First-year coach T.J. Otzelberger will replace South Dakota State’s most successful coach

NCAA Basketball: NCAA Tournament-First Round-Maryland vs South Dakota State James Snook-USA TODAY Sports

There’s been a changing of the guard in Brookings.

This season, Summit League powerhouse South Dakota State will be working with a new head coach for the first time in 21 years.

Rookie head coach T.J. Otzelberger was hired in April to replace longtime head coach Scott Nagy, who left for Wright State.

Otzelberger has the complete opposite challenge of fellow Summit League newcomer Rodney Billups. Instead of building a struggling program, South Dakota State is hoping Otzelberger will be able to maintain the level of success the Jackrabbits are used to seeing.

Nagy — who amassed a 410-240 record at SDSU — became a staple in Brookings, not long after taking over the job in 1995. He led the Jackrabbits to the Division II Tournament every season except one between 1995 and 2004 and oversaw the team’s transition to the D-I level starting in 2004.

SDSU started Summit League play in the 2007-08 season and combined for a 10-26 league record in their first two seasons in the conference.

Since then, however, the Jackrabbits have finished every year with a winning record in league play. This includes three regular season conference titles and three conference tournament titles.

All of this success and growth came under the watch of Nagy and now the Jackrabbits will have a new head coach for the first time in their history as a D-I program.

Otzelberger’s only other head coaching stint came at the high school level, but he has seen plenty of success as a college assistant, particularly at Iowa State.

The Cyclones made three trips to the NCAA Tournament during Otzelberger’s time in Aimes, including last season’s Sweet 16 run.

Otzelberger was on the radar as a potential head coach for a few years before getting hired at SDSU. He even reportedly interviewed for the head coaching jobs at Iowa State and UW-Milwaukee, but did not land either of them.

The good news for Otzelberger and the Jackrabbits is that one man alone returns 20 percent of the team’s scoring from last season: sophomore Mike Daum.

The bad news is that 35 percent of last season’s points left with the graduation of Deondre Parks and George Marshall.

Otzelberger will be responsible for developing the talent that Nagy left behind as well as bringing in new talent of his own. This is where Otzelberger’s strength as a recruiter will come in.

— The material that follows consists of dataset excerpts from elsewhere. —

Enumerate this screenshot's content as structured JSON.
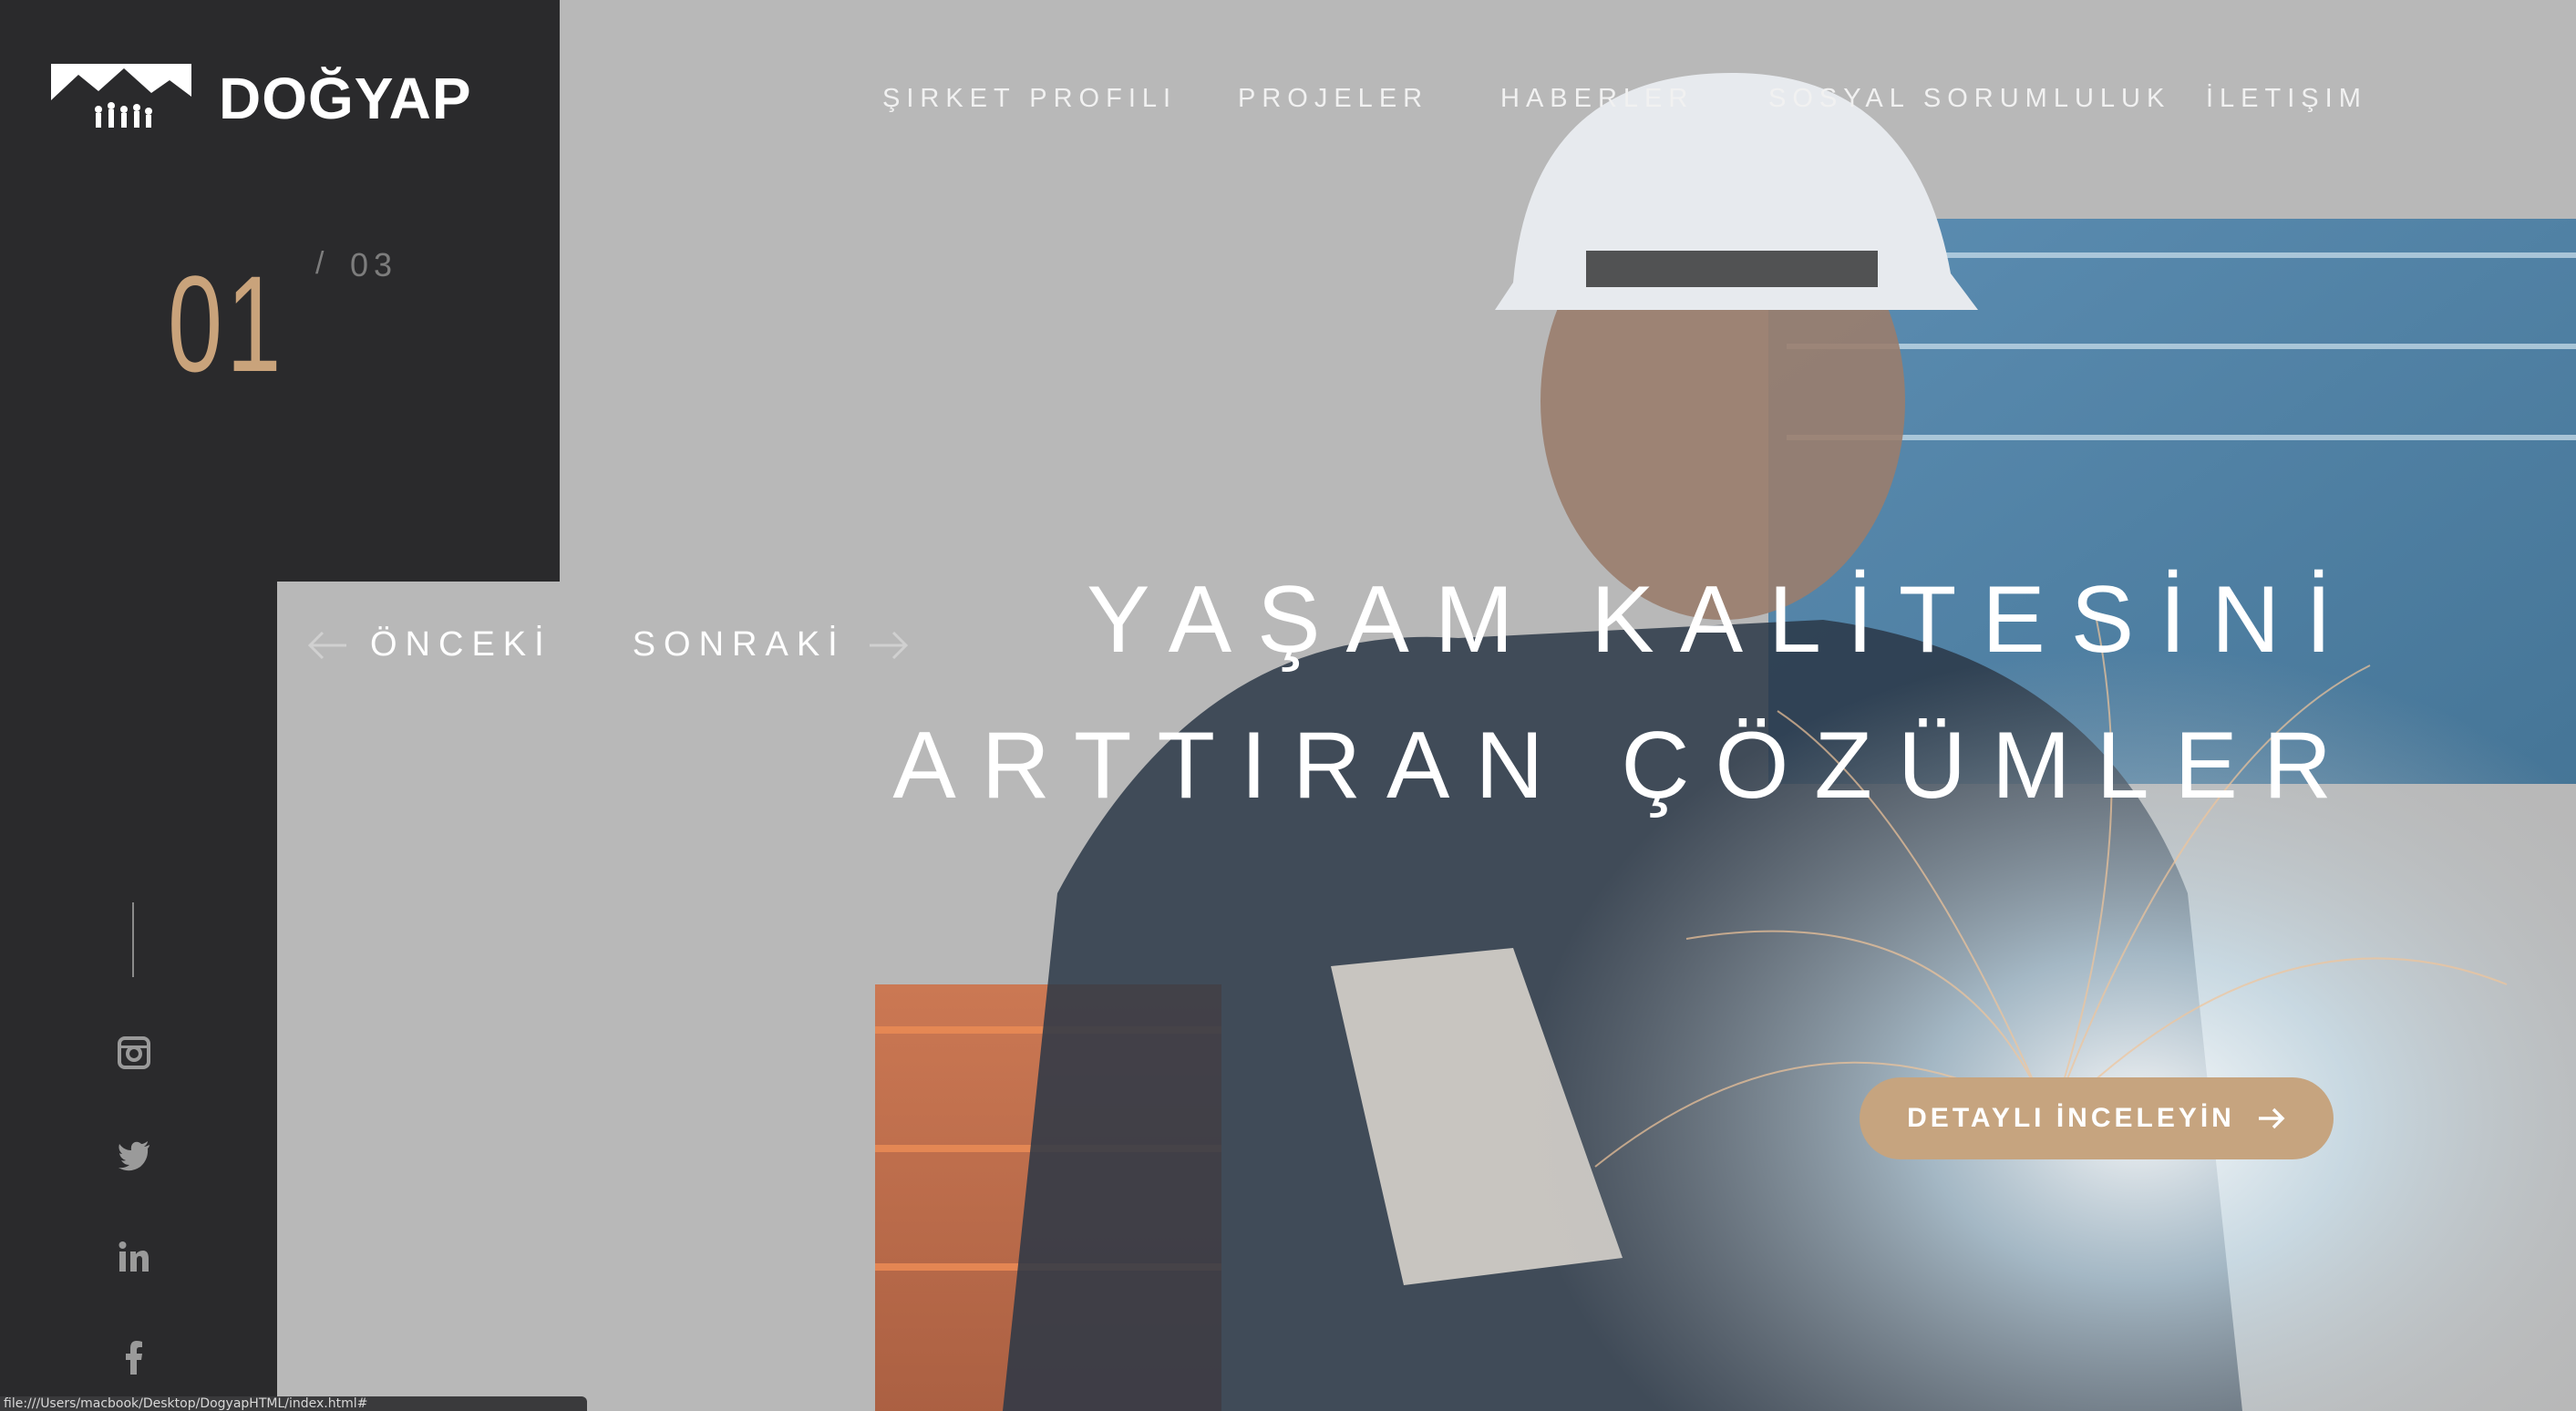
{
  "brand": {
    "name": "DOĞYAP"
  },
  "slider": {
    "current": "01",
    "separator": "/",
    "total": "03",
    "prev_label": "ÖNCEKİ",
    "next_label": "SONRAKİ"
  },
  "nav": {
    "items": [
      {
        "label": "ŞIRKET PROFILI"
      },
      {
        "label": "PROJELER"
      },
      {
        "label": "HABERLER"
      },
      {
        "label": "SOSYAL SORUMLULUK"
      },
      {
        "label": "İLETIŞIM"
      }
    ]
  },
  "hero": {
    "line1": "YAŞAM KALİTESİNİ",
    "line2": "ARTTIRAN ÇÖZÜMLER",
    "cta_label": "DETAYLI İNCELEYİN"
  },
  "social": [
    "instagram-icon",
    "twitter-icon",
    "linkedin-icon",
    "facebook-icon"
  ],
  "status_bar": {
    "url": "file:///Users/macbook/Desktop/DogyapHTML/index.html#"
  },
  "colors": {
    "panel": "#2a2a2c",
    "accent": "#c6a47f",
    "page_bg": "#b9b9b9"
  }
}
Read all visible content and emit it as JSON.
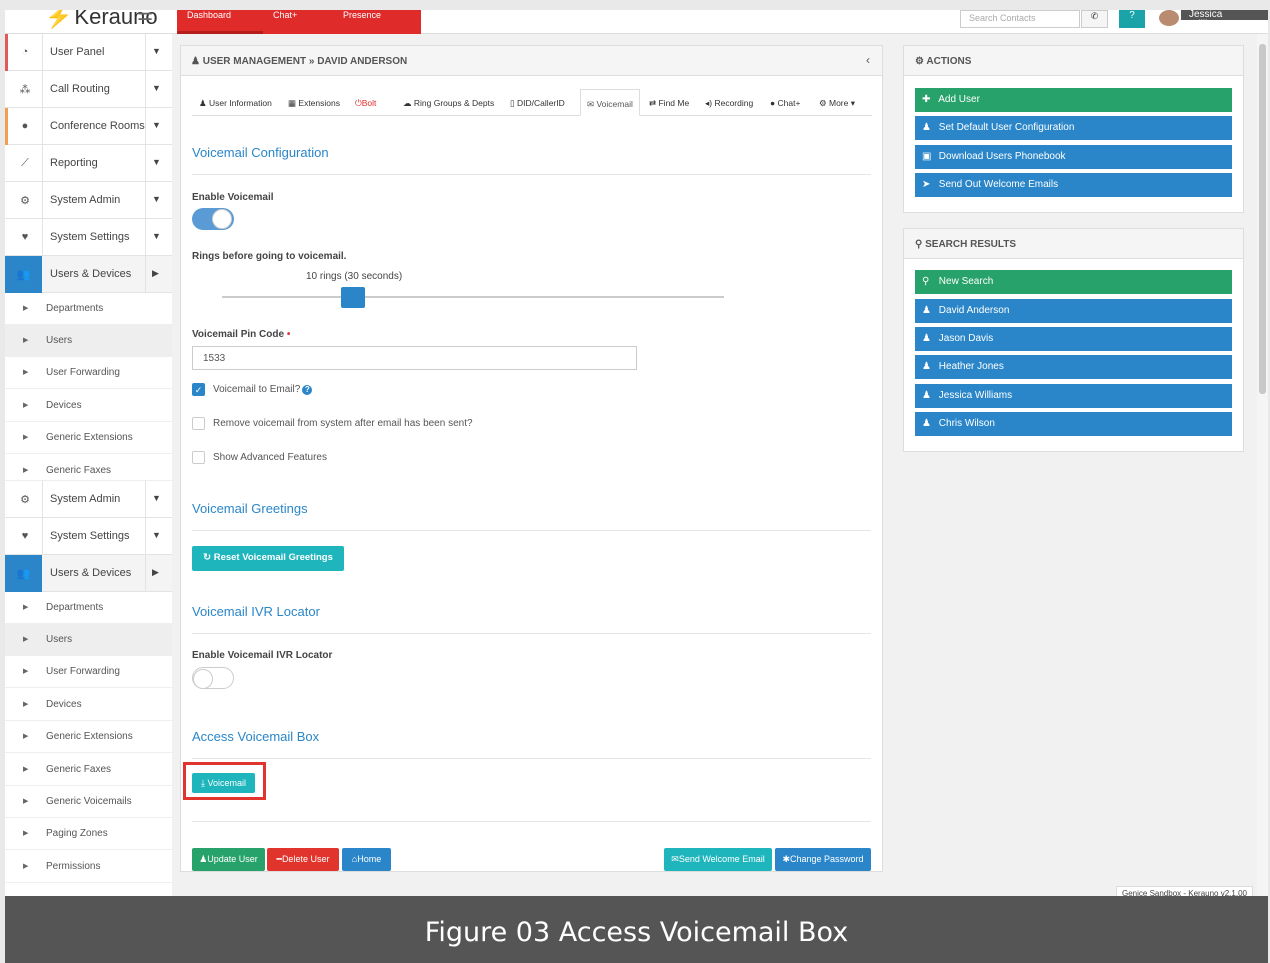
{
  "topbar": {
    "brand": "Kerauno",
    "tabs": [
      "Dashboard",
      "Chat+",
      "Presence"
    ],
    "search_placeholder": "Search Contacts",
    "help": "?",
    "user": "Jessica Williams"
  },
  "sidebar": {
    "groups1": [
      {
        "label": "User Panel",
        "icon": "tachometer-icon"
      },
      {
        "label": "Call Routing",
        "icon": "sitemap-icon"
      },
      {
        "label": "Conference Rooms",
        "icon": "comments-icon"
      },
      {
        "label": "Reporting",
        "icon": "line-chart-icon"
      },
      {
        "label": "System Admin",
        "icon": "cogs-icon"
      },
      {
        "label": "System Settings",
        "icon": "heartbeat-icon"
      },
      {
        "label": "Users & Devices",
        "icon": "users-icon"
      }
    ],
    "subs1": [
      "Departments",
      "Users",
      "User Forwarding",
      "Devices",
      "Generic Extensions",
      "Generic Faxes"
    ],
    "groups2": [
      {
        "label": "System Admin"
      },
      {
        "label": "System Settings"
      },
      {
        "label": "Users & Devices"
      }
    ],
    "subs2": [
      "Departments",
      "Users",
      "User Forwarding",
      "Devices",
      "Generic Extensions",
      "Generic Faxes",
      "Generic Voicemails",
      "Paging Zones",
      "Permissions"
    ]
  },
  "main": {
    "header": "USER MANAGEMENT » DAVID ANDERSON",
    "tabs": [
      "User Information",
      "Extensions",
      "Bolt",
      "Ring Groups & Depts",
      "DID/CallerID",
      "Voicemail",
      "Find Me",
      "Recording",
      "Chat+",
      "More"
    ],
    "voicemail_config_title": "Voicemail Configuration",
    "enable_voicemail_label": "Enable Voicemail",
    "enable_voicemail": true,
    "rings_label": "Rings before going to voicemail.",
    "rings_value": "10 rings (30 seconds)",
    "pin_label": "Voicemail Pin Code",
    "pin_required": "•",
    "pin_value": "1533",
    "vm_to_email_label": "Voicemail to Email?",
    "vm_to_email": true,
    "remove_label": "Remove voicemail from system after email has been sent?",
    "remove": false,
    "advanced_label": "Show Advanced Features",
    "advanced": false,
    "greetings_title": "Voicemail Greetings",
    "reset_greetings_btn": "Reset Voicemail Greetings",
    "ivr_title": "Voicemail IVR Locator",
    "ivr_label": "Enable Voicemail IVR Locator",
    "ivr_enabled": false,
    "access_title": "Access Voicemail Box",
    "voicemail_btn": "Voicemail",
    "update_btn": "Update User",
    "delete_btn": "Delete User",
    "home_btn": "Home",
    "welcome_btn": "Send Welcome Email",
    "password_btn": "Change Password"
  },
  "actions": {
    "title": "ACTIONS",
    "buttons": [
      "Add User",
      "Set Default User Configuration",
      "Download Users Phonebook",
      "Send Out Welcome Emails"
    ]
  },
  "search_results": {
    "title": "SEARCH RESULTS",
    "new_search": "New Search",
    "users": [
      "David Anderson",
      "Jason Davis",
      "Heather Jones",
      "Jessica Williams",
      "Chris Wilson"
    ]
  },
  "footer": {
    "version": "Genice Sandbox - Kerauno v2.1.00"
  },
  "caption": "Figure 03 Access Voicemail Box",
  "colors": {
    "accent_blue": "#2a86c9",
    "teal": "#1fb5bd",
    "green": "#27a26a",
    "red": "#e0342d"
  }
}
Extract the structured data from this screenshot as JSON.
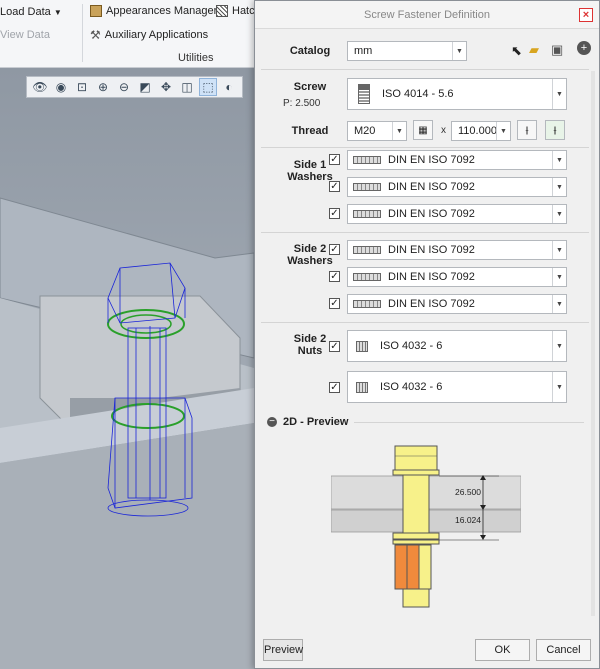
{
  "ribbon": {
    "load_data": "Load Data",
    "view_data": "View Data",
    "appearances_manager": "Appearances Manager",
    "hatch": "Hatc",
    "auxiliary_applications": "Auxiliary Applications",
    "utilities": "Utilities"
  },
  "dialog": {
    "title": "Screw Fastener Definition",
    "catalog": {
      "label": "Catalog",
      "value": "mm"
    },
    "screw": {
      "label": "Screw",
      "pitch": "P: 2.500",
      "value": "ISO 4014 - 5.6"
    },
    "thread": {
      "label": "Thread",
      "size": "M20",
      "times": "x",
      "length": "110.000"
    },
    "side1": {
      "label_line1": "Side 1",
      "label_line2": "Washers",
      "items": [
        "DIN EN ISO 7092",
        "DIN EN ISO 7092",
        "DIN EN ISO 7092"
      ]
    },
    "side2_washers": {
      "label_line1": "Side 2",
      "label_line2": "Washers",
      "items": [
        "DIN EN ISO 7092",
        "DIN EN ISO 7092",
        "DIN EN ISO 7092"
      ]
    },
    "side2_nuts": {
      "label_line1": "Side 2",
      "label_line2": "Nuts",
      "items": [
        "ISO 4032 - 6",
        "ISO 4032 - 6"
      ]
    },
    "preview_section": {
      "title": "2D - Preview",
      "collapse_symbol": "−",
      "dim1": "26.500",
      "dim2": "16.024"
    },
    "buttons": {
      "preview": "Preview",
      "ok": "OK",
      "cancel": "Cancel"
    }
  },
  "colors": {
    "bolt": "#f7f18a",
    "nut": "#f08a3c",
    "plate": "#dcdcdc",
    "accent": "#d33"
  }
}
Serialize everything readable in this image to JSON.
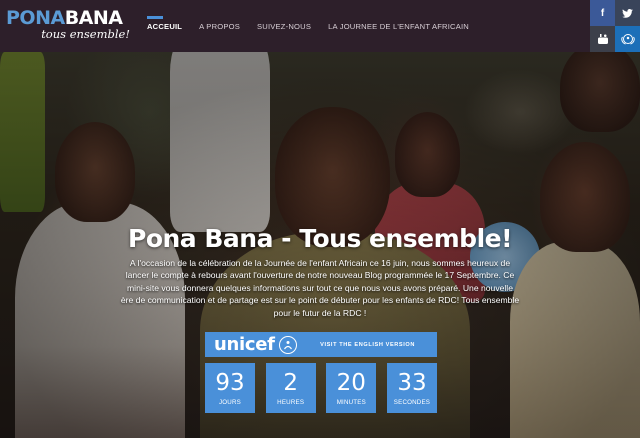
{
  "logo": {
    "part1": "PONA",
    "part2": "BANA",
    "tagline": "tous ensemble!"
  },
  "nav": {
    "items": [
      {
        "label": "ACCEUIL",
        "active": true
      },
      {
        "label": "A PROPOS",
        "active": false
      },
      {
        "label": "SUIVEZ-NOUS",
        "active": false
      },
      {
        "label": "LA JOURNEE DE L'ENFANT AFRICAIN",
        "active": false
      }
    ]
  },
  "social": {
    "facebook": "f",
    "icons": [
      "facebook-icon",
      "twitter-icon",
      "youtube-icon",
      "unicef-icon"
    ]
  },
  "hero": {
    "headline": "Pona Bana - Tous ensemble!",
    "intro": "A l'occasion de la célébration de la Journée de l'enfant Africain ce 16 juin, nous sommes heureux de lancer le compte à rebours avant l'ouverture de notre nouveau Blog programmée le 17 Septembre. Ce mini-site vous donnera quelques informations sur tout ce que nous vous avons préparé. Une nouvelle ère de communication et de partage est sur le point de débuter pour les enfants de RDC! Tous ensemble pour le futur de la RDC !"
  },
  "unicef": {
    "logo_text": "unicef",
    "link_label": "VISIT THE ENGLISH VERSION"
  },
  "countdown": [
    {
      "value": "93",
      "label": "JOURS"
    },
    {
      "value": "2",
      "label": "HEURES"
    },
    {
      "value": "20",
      "label": "MINUTES"
    },
    {
      "value": "33",
      "label": "SECONDES"
    }
  ],
  "colors": {
    "accent": "#4a90d9",
    "header_bg": "#2d1f2a",
    "logo_blue": "#5b9bd5"
  }
}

He’s even been credited for helping Iowa State land Craig Brackins and Melvin Ejim, among others.

Otzelberger will be bringing in a different level of recruit than he did at Iowa State. Daum, for example, was unrated on virtually all recruiting sites coming out of high school. But his experience with high-level recruiting can only serve to benefit him with the Jackrabbits.

Finding the balance between building on past Jackrabbit success and building his own legacy will be a big part of Otzelberger’s task. Many current Jackrabbit players and likely all future recruits were not born the last time South Dakota State had a coach other than Nagy.

But at 38 years old and with 15 years of coaching experience behind him, there is no question that Otzelberger is prepared to be a head coach.